A Tale of Christmas Past

One of my activities while home for the holidays this year is rummaging through boxes of memories and paperwork left behind over the generations at the farm house. But before doing so, I must purge my own boxes of relics to clear out the old and make way for the (old) new.

While sifting through old Middlebury paperwork my mom has saved (Justin, I’m not the only Goodman packrat), I came across this gem from my weekly column in the school newspaper. This has nothing to do with hops, but the idle commentary helped keep my roots while I learned to explore the world. In true holiday spirit, here’s an old Rural Banter I came across today, originally published in the Middlebury Campus paper on Thursday, December 9, 2004:

Santa got run over by a reindeer, picking out a Christmas tree one night. You can say there is no such thing as a fierce reindeer, but as for me and Santa we believe…

Yes, Middlebury, there is a Santa Claus. Trust me on this one. You see, every Christmas Eve, my father becomes Santa Claus. He dons the red suit and travels to a string of houses to hear last minute gift requests from neighborhood children. As an elf in training, I have often been called upon to drive the sleigh. Sorry, no reindeer, just the family sedan. Santa rolls out the car door, and shuffles down the sidewalk, bellowing the infamous “Ho Ho Ho” and jingling sleigh bells all the way.

But once, one of the reindeer (Blitzen, I presume) got a little jealous of Santa’s modern mode of transportation and turned on the jolly, old man.

‘Twas the weekend after Thanksgiving, a few years back, and my family was tromping along the outskirts of one of our farm fields in search of the perfect Christmas tree. Axe in hand, my father, Kris Kringle in woodsman clothing, led the anxious pack. Our search came to a sudden halt when what to my mother’s eyes did appear, but a lonely tall figure of a tall, brown deer. Now, wild deer are no oddity around the farm, but this one was different—it had a red cloth collar around its neck and seemed rather friendly. Mrs. Claus, with worry in her voice, said to my father, “Oh goodness, someone has lost his pet deer.” Translation: You should go catch the poor, seemingly tame creature that can’t find his way home.

And so, Father Christmas put down his axe and slowly approached the deer. But it was apparently that time of year when little Blitzen was looking for love, so the presence of any male sent him into a fury. The irate deer tackled my father to the ground, pawing each little hoof on his chest and bowlful of jelly. As mom ran to the woods to “find a stick” to scare away the beast, Santa pulled a half-nelson and Blitzen was down for the count. Alas, the infuriated deer, as my family did fear, quickly jumped back to his feet. Away from the field, we flew like a flash, tore open our front door and felt safe at last.

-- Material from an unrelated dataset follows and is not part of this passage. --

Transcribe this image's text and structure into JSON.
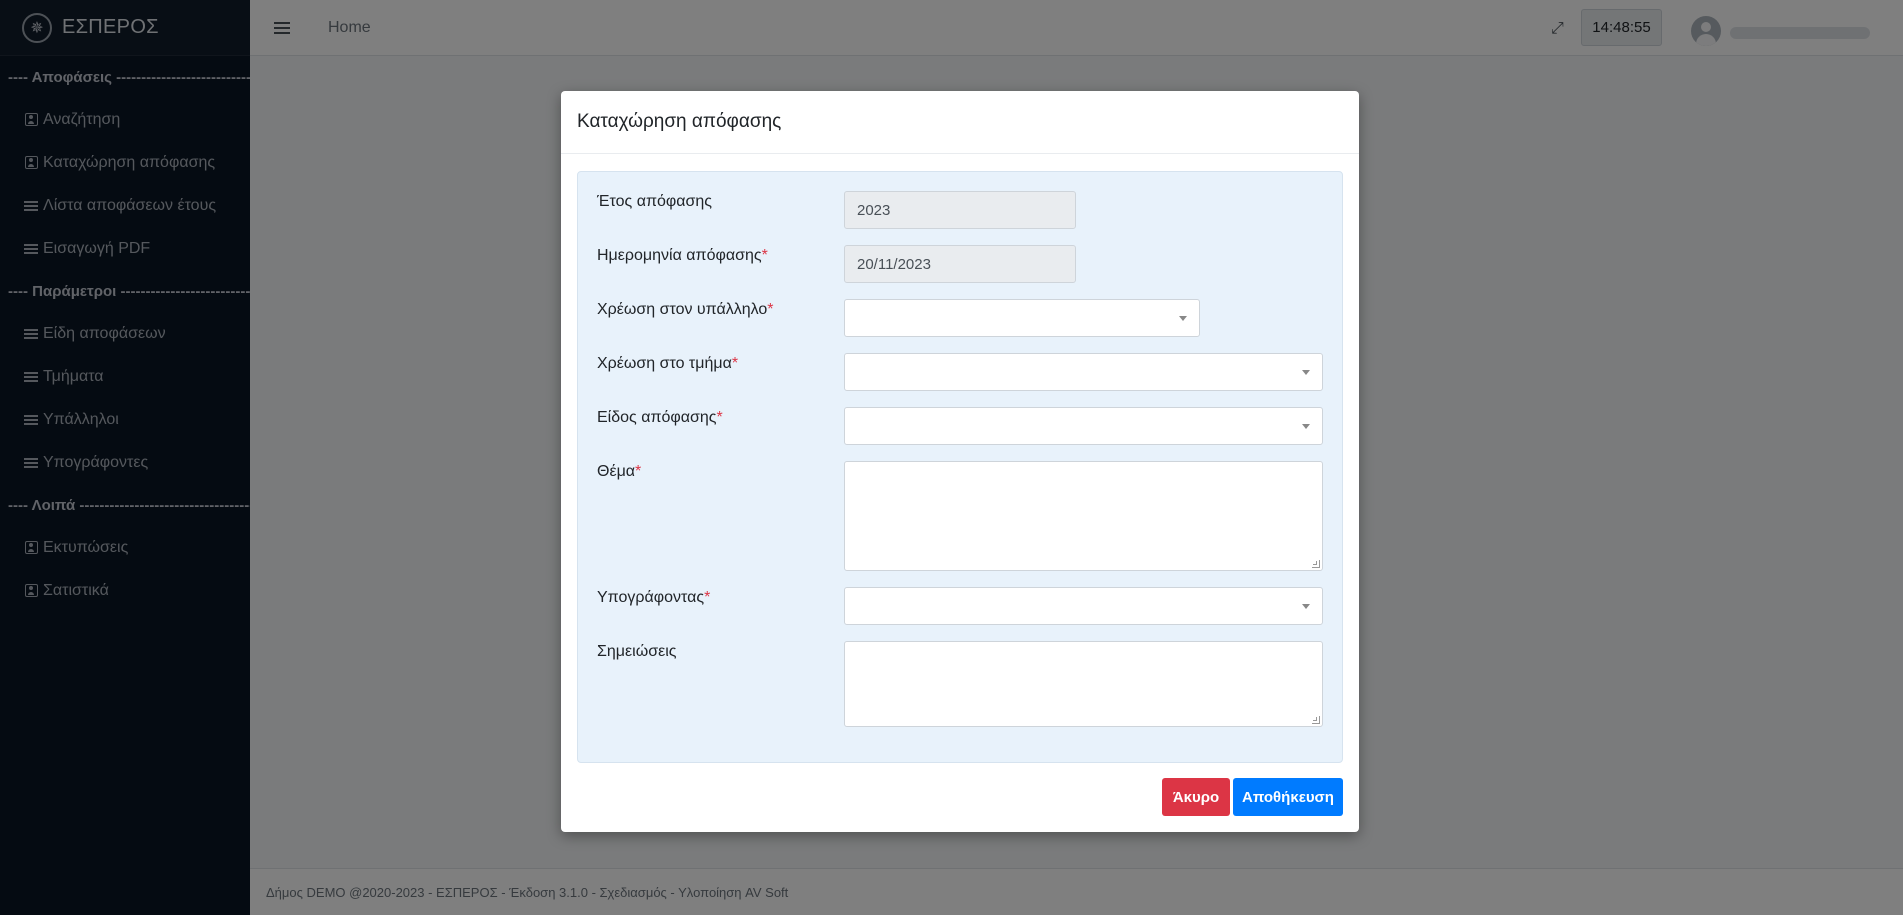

But, lo, the tale does not end here. We warned the neighbors (and the game warden) of the fawn gone wrong. On the porch the next day, there arose such a clatter, Mom sprang from her work to see what was the matter. No, Blitzen had not returned for revenge, rather it was the Channel 6 newscaster. You know you live in a small town when the lead in to the evening news is your embarrassing family picture with the voice over: “Family attached by deer while looking for Christmas tree.”

Awkward Family Christmas Portrait

Awkward family photos shared on the evening news help to make the season bright.

If you are reading this story with disbelief, trust that I have not been drinking too much eggnog. The tale is true. So I leave you with a wish for Happy Holidays and a warning on Christmas Eve, remember to steer clear of Blitzen.